La Maison en Lorraine

Das Tagebuch des Henri Cuillère

Prologue

Was der geneigte Leser in den folgenden Kapiteln dargestellt findet, beruht auf Auszügen des Tagebuchs von Henri Cuillère - wenn er denn ein Tagebuchschreiber gewesen wäre.

Henri war Sohn eines wohlhabenden französischen Fabrikanten, der es verstanden hatte in der Zeit nach dem Deutsch-Französischen Krieg von 1870/71 aufgrund vorhandener, und klug vor dem Krieg diskret in der Schweiz angelegter, Barmittel etliche Textilfabriken in jenem Teil von Lothringen aufzukaufen, der nach dem Frieden von Frankfurt bei Frankreich verblieben war.

Diese Fabriken waren in den Jahren unmittelbar nach dem Krieg günstig zu erstehen gewesen, da wirtschaftlich zu jener Zeit nahe dem Abgrund.

In den 1880er Jahren machte sich jedoch eine spürbare wirtschaftliche Erholung bemerkbar. Gerade im nahen Deutschland hatte nach dem Krieg eine geradezu stürmische Entwicklung eingesetzt, nicht zuletzt auch wegen der horrenden Reparationszahlungen, die das unterlegene Frankreich an das neu gegründete Deutsche Reich zahlen musste. Auch wenn dem unmittelbaren Nachkriegs-Boom bereits 1873 ein herber Crash die sogenannte „Gründerzeit“ wieder auf den Boden der Realität zurückbeförderte, so war durch die beschleunigte Industrialisierung ab den 1880er Jahren eine stetige Verbesserung der Lebensverhältnisse beiderseits der Grenze zu beobachten. In diesem Umfeld war die Familie Cuillère zu beträchtlichem Reichtum gelangt.
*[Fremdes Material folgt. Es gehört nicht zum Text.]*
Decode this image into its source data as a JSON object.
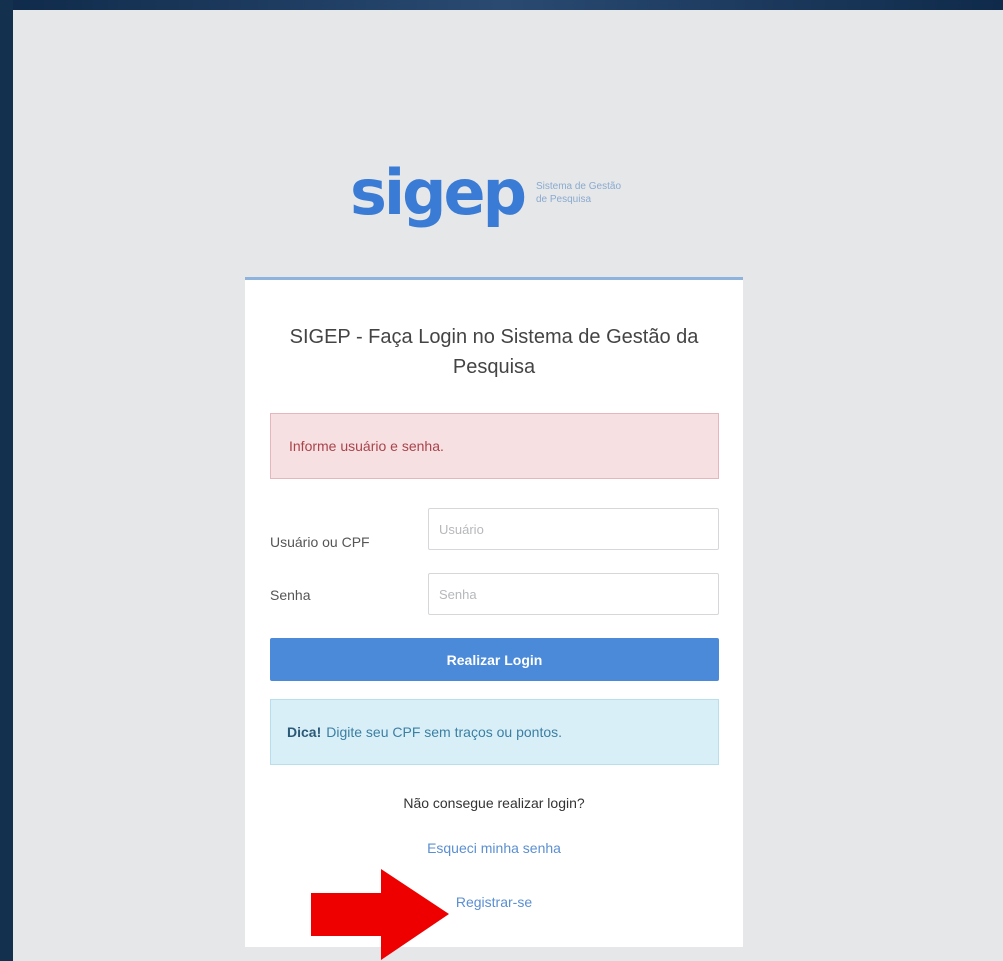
{
  "logo": {
    "word": "sigep",
    "subtitle_line1": "Sistema de Gestão",
    "subtitle_line2": "de Pesquisa"
  },
  "login": {
    "title": "SIGEP - Faça Login no Sistema de Gestão da Pesquisa",
    "error_message": "Informe usuário e senha.",
    "username_label": "Usuário ou CPF",
    "username_placeholder": "Usuário",
    "password_label": "Senha",
    "password_placeholder": "Senha",
    "submit_label": "Realizar Login",
    "tip_bold": "Dica!",
    "tip_text": "Digite seu CPF sem traços ou pontos.",
    "help_text": "Não consegue realizar login?",
    "forgot_link": "Esqueci minha senha",
    "register_link": "Registrar-se"
  },
  "colors": {
    "accent": "#4a8ad8",
    "annotation_arrow": "#ee0000"
  }
}
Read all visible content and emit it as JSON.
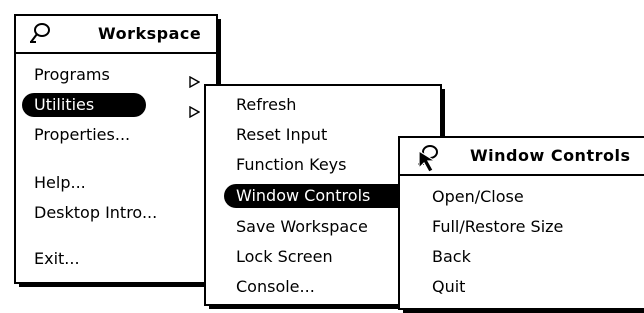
{
  "workspace_menu": {
    "title": "Workspace",
    "pin_icon": "pushpin-icon",
    "items": [
      {
        "label": "Programs",
        "submenu": true
      },
      {
        "label": "Utilities",
        "submenu": true,
        "highlighted": true
      },
      {
        "label": "Properties..."
      },
      {
        "label": "Help..."
      },
      {
        "label": "Desktop Intro..."
      },
      {
        "label": "Exit..."
      }
    ]
  },
  "utilities_menu": {
    "items": [
      {
        "label": "Refresh"
      },
      {
        "label": "Reset Input"
      },
      {
        "label": "Function Keys"
      },
      {
        "label": "Window Controls",
        "submenu": true,
        "highlighted": true
      },
      {
        "label": "Save Workspace"
      },
      {
        "label": "Lock Screen"
      },
      {
        "label": "Console..."
      }
    ]
  },
  "window_controls_menu": {
    "title": "Window Controls",
    "pin_icon": "pushpin-icon",
    "items": [
      {
        "label": "Open/Close"
      },
      {
        "label": "Full/Restore Size"
      },
      {
        "label": "Back"
      },
      {
        "label": "Quit"
      }
    ]
  },
  "colors": {
    "background": "#ffffff",
    "foreground": "#000000",
    "highlight": "#000000"
  }
}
Der Vater von Henri hatte in den sich abzeichnenden wirtschaftlichen Aufschwung hinein in moderne Dampfmaschinen investiert und die Produktion durch entsprechende Mechanisierung und Rationalisierung erheblich gesteigert. Ohne Zweifel war dies eine weise Entscheidung gewesen, denn die Gewinne wuchsen von Jahr zu Jahr.

Vater Cuillère hatte in weiser Voraussicht noch vor seinem Tod im Jahre 1887 einen fähigen Geschäftsführer ausfindig gemacht, da sein Sohn Henri sich nicht durch besonderen Eifer auszeichnete in die Fußstapfen seines Vaters zu treten. Im Wohlstand großgeworden, konnte Henri es sich leisten, sich den schönen Dingen des Lebens wie Kunst, Musik und Literatur, und nicht zuletzt dem weiblichen Geschlecht, zu widmen. Alle erzieherischen Versuche seitens seines Vaters ihn zu mehr praktischen Künsten anzuhalten waren fehlgeschlagen, und so hatte sich Vater Cuillère schlussendlich damit abgefunden.
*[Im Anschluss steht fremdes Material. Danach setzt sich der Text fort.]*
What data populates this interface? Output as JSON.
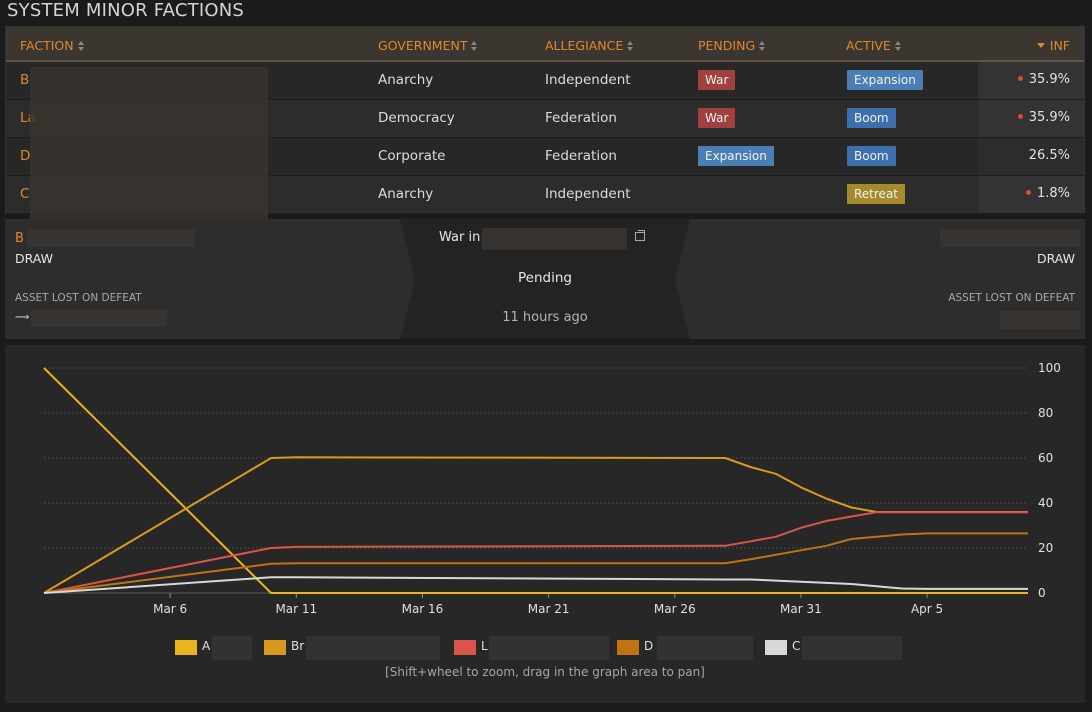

Sein Sohn Henri beschränkte sich nach dem Ableben seines Vaters auf regelmäßige Konsultationen mit dem von seinem Vater eingesetzten Geschäftsführer Victor Lebris, und hatte somit nur wenige berufliche Pflichten. Er verbrachte daher seine meiste Zeit als Lebemann in der gehobenen Gesellschaft von Paris.

Nur im Sommer, der in der Stadt üblicherweise mit unangenehmer Hitze verbunden war, flüchtete er aus Paris ans Meer, und das Jahresende verbrachte er in einem, noch durch seinen Vater erworbenen, prächtigen Herrenhaus an einem der Standorte seiner Fabriken in Lothringen.

Doch genug der Vorrede, lassen wir die Aufzeichnungen von Henri berichten, aus einer Zeit, die in Vielem völlig anders, die handelnden Personen sicher nicht repräsentativ, aber durch das Wesen der Menschen, welches sich in seinen Grundzügen bekanntlich nur über sehr lange Zeiträume hin verändert, in Manchem nicht wirklich Wesentlich vom Heute unterscheidet.